Discussion: Why M&As Fail or Succeed
From the two examples above, the success and failure of merger lies in the management integration. In a 2007 Hay Group study of more than 200 large European M&As, ninety-one percent of corporate M&As failed to achieve the goals initially planned before the merger. Failure rate for UK companies was even higher, accounting for approximately 97%.
Reasons for the Failure. Business executives tend to compromise the intangible assets indispensable for the merger process (human resources, business culture, company structure and corporate governance) as they focus instead on the systemic and financial concerns (Hay Group, 2007). Another factor (which the GlaxoSmithKline failed to perform) is the poor execution of due diligence in a way of comprehensively understanding, then learning the corporate cultures and most importantly, the human capital of both participating companies (Hay Group, 2007). Finally, a lack of effective post-merger integration which could improve the management and workforce structures in terms of flexibility (Hay Group, 2007).

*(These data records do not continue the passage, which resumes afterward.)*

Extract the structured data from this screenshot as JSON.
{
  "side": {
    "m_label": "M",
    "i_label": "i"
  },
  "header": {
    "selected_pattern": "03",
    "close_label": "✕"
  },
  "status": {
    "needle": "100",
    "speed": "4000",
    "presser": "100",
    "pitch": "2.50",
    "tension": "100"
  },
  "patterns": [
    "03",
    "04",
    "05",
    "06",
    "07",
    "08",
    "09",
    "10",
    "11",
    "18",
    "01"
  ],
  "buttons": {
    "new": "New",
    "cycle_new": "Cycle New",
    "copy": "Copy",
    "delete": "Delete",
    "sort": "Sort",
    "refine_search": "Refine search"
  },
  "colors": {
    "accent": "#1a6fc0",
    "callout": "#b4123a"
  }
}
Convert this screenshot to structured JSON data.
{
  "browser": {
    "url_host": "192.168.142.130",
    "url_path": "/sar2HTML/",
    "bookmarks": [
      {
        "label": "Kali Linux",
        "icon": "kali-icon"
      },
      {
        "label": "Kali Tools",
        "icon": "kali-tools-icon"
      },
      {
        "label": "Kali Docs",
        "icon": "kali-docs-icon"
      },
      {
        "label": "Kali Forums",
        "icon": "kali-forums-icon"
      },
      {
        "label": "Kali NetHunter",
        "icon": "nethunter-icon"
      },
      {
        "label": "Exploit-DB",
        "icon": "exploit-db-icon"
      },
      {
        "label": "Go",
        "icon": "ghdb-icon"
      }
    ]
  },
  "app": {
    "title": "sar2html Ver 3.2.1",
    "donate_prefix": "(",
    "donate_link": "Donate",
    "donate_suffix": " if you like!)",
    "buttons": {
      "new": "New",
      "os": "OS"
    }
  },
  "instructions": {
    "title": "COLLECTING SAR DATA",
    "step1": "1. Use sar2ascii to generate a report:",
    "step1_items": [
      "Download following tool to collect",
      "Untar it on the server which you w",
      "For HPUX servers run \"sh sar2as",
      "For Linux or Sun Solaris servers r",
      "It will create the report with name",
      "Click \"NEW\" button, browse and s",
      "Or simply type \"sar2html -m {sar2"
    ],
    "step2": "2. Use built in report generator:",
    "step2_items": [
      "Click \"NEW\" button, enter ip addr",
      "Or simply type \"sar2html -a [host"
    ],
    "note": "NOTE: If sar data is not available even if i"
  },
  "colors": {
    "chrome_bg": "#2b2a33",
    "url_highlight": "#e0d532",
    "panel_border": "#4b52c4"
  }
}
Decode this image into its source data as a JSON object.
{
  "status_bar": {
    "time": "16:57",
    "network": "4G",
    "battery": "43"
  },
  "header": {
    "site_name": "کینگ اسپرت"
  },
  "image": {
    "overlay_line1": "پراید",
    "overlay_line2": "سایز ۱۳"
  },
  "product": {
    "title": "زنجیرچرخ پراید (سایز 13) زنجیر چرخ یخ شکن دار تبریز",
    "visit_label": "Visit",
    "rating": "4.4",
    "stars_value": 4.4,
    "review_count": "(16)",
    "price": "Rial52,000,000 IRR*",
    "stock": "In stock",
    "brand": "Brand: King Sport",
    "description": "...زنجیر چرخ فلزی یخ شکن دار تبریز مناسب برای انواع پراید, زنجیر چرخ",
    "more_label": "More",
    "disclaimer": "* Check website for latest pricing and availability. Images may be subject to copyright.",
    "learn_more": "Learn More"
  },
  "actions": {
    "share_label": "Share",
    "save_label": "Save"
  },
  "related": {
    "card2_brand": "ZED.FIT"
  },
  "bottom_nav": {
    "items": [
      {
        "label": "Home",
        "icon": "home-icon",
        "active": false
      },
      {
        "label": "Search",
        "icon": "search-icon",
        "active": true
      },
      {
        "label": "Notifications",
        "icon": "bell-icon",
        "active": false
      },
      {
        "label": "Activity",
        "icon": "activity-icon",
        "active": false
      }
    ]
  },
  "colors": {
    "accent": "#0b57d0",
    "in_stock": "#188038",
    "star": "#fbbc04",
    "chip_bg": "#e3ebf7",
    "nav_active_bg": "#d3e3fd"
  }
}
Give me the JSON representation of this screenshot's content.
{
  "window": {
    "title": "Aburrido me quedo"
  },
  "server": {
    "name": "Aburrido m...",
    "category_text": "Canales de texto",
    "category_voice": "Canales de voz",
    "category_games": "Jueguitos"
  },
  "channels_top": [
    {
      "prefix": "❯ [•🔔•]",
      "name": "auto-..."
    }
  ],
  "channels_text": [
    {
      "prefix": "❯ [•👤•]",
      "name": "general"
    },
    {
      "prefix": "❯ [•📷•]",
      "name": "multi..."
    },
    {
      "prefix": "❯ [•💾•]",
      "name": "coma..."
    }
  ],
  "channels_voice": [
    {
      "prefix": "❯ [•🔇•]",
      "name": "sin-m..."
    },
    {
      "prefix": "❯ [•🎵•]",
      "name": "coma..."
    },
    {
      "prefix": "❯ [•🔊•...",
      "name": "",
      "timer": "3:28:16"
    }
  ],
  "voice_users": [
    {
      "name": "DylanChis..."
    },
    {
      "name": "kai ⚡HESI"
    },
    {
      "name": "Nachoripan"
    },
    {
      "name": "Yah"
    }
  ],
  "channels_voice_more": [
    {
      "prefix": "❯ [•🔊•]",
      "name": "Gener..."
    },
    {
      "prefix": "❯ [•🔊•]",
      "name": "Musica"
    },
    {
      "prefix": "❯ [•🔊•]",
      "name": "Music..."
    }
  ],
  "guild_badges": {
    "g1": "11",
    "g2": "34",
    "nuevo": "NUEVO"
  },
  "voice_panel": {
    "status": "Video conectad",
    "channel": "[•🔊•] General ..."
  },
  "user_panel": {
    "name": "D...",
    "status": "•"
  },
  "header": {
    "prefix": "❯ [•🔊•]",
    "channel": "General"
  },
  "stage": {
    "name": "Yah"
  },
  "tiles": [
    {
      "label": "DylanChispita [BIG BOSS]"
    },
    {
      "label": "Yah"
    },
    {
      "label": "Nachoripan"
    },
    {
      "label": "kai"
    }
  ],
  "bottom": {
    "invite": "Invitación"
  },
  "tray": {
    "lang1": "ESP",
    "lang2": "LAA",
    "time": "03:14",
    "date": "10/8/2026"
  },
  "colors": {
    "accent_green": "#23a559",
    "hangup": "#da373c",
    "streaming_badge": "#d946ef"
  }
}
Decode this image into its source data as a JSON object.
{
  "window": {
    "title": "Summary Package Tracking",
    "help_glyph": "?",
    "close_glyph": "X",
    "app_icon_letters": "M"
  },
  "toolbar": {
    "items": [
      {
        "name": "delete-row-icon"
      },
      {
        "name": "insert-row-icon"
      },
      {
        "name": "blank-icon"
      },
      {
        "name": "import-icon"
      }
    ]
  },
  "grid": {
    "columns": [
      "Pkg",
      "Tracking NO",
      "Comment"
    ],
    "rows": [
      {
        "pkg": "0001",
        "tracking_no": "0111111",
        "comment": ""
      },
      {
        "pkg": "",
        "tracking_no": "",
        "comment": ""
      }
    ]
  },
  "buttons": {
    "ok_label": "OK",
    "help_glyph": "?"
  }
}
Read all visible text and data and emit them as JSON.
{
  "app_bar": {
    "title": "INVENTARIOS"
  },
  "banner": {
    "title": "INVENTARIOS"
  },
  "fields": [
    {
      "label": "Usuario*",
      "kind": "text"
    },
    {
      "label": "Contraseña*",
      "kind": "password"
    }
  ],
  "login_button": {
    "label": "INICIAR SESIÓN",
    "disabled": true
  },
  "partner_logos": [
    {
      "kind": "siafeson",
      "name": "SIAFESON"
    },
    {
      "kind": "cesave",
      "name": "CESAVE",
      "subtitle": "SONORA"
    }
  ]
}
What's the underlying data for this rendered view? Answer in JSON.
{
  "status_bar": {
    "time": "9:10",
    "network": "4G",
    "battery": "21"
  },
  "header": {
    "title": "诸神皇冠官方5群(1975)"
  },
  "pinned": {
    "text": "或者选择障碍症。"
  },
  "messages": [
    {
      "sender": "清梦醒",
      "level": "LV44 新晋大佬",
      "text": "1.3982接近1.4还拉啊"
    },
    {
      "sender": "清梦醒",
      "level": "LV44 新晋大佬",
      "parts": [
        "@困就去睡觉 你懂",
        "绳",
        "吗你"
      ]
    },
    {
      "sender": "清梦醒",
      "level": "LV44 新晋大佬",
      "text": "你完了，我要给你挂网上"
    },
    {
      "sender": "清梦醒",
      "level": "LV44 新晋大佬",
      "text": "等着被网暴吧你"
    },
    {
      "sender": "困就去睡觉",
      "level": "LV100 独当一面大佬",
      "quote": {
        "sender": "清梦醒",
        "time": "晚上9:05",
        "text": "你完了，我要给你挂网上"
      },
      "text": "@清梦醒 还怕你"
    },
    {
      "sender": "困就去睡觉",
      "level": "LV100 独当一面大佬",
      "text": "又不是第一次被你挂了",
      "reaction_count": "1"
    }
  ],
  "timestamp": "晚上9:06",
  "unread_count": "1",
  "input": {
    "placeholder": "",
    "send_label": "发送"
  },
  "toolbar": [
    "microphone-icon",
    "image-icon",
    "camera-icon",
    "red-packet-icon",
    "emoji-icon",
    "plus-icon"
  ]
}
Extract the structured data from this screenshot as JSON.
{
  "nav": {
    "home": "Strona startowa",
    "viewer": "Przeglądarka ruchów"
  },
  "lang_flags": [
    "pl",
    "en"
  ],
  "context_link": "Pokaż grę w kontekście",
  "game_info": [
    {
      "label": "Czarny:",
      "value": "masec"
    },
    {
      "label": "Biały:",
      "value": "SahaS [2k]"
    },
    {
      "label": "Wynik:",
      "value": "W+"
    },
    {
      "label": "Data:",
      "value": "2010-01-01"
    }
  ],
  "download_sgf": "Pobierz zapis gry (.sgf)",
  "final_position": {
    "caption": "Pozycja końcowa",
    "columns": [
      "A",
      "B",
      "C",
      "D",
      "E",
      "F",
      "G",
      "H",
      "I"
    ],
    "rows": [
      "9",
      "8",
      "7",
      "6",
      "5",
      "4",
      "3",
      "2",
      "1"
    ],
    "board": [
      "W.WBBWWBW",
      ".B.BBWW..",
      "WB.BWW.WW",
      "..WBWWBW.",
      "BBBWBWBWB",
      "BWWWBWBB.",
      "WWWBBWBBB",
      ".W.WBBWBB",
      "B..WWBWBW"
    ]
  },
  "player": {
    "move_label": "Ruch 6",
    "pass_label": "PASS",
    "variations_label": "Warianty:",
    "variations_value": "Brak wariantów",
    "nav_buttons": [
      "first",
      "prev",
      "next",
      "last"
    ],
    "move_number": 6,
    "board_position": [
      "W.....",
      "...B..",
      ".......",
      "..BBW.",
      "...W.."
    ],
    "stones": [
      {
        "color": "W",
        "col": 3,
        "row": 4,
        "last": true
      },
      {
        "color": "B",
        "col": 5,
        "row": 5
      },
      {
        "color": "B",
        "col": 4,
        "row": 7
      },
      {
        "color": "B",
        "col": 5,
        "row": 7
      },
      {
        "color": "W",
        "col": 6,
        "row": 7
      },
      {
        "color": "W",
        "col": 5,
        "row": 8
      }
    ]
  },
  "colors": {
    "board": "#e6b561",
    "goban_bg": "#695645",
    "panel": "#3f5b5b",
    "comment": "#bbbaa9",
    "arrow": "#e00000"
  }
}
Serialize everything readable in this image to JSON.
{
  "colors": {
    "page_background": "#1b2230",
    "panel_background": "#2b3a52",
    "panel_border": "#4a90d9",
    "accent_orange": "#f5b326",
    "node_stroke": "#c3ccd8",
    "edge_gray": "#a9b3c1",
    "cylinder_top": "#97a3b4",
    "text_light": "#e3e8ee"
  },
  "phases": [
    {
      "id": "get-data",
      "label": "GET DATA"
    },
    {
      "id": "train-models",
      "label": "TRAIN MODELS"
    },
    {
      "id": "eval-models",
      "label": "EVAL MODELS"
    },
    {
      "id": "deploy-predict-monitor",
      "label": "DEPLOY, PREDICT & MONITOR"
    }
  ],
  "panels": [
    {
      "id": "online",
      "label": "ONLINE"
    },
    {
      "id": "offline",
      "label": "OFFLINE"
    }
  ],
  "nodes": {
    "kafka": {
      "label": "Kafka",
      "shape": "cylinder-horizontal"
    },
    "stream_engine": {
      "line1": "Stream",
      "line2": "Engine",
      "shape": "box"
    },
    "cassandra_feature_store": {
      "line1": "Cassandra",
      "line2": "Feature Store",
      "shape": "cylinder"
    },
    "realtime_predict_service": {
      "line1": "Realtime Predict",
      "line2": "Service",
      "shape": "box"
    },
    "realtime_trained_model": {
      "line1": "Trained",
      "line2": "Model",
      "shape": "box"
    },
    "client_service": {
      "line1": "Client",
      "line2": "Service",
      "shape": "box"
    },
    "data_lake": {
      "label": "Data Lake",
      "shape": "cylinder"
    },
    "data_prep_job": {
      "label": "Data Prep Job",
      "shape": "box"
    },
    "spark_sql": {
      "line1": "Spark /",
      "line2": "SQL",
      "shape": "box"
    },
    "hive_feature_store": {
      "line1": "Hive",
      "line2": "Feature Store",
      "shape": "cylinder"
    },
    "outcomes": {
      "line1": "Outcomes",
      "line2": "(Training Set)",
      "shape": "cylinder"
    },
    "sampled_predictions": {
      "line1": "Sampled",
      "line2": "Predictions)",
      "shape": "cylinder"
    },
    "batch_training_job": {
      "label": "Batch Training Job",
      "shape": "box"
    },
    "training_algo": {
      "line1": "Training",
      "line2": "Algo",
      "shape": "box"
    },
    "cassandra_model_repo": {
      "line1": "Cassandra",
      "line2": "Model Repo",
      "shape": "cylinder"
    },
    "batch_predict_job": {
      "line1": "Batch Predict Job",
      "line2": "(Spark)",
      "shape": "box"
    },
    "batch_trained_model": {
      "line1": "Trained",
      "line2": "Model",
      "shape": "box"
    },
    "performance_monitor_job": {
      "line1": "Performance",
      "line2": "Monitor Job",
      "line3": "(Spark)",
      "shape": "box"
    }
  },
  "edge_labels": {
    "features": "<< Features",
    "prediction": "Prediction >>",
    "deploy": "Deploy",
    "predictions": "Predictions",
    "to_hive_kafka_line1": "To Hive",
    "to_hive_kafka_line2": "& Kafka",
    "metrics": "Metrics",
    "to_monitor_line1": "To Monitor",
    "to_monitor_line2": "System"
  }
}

Reasons of Success. To make an M&A transaction successful, Hay Group (2007) consultancy recommends that there must be an optimal investment on both tangible and intangible assets, that is, in understanding the interconnectedness among intercultural diversity (human capital) and organizational capital.
Conclusion
There can be several factors that determine the success or failure of a merger. These factors may significantly change overtime in a way that it may change its influence towards the same. Some mergers may have failed in its first few years but may significantly yield value in the long run as the market changes become favourable to the merged company. Thus, determining whether M&A transactions create or destroy shareholder value cannot be entirely generalized to create a paradigm. In most cases, mergers and acquisitions fail because of the lack of foresight and religious adherence to pre-merger plans. Factors like these can be manipulated and constantly exercised which in turn, will assist in yielding shareholder value and competitive advantage.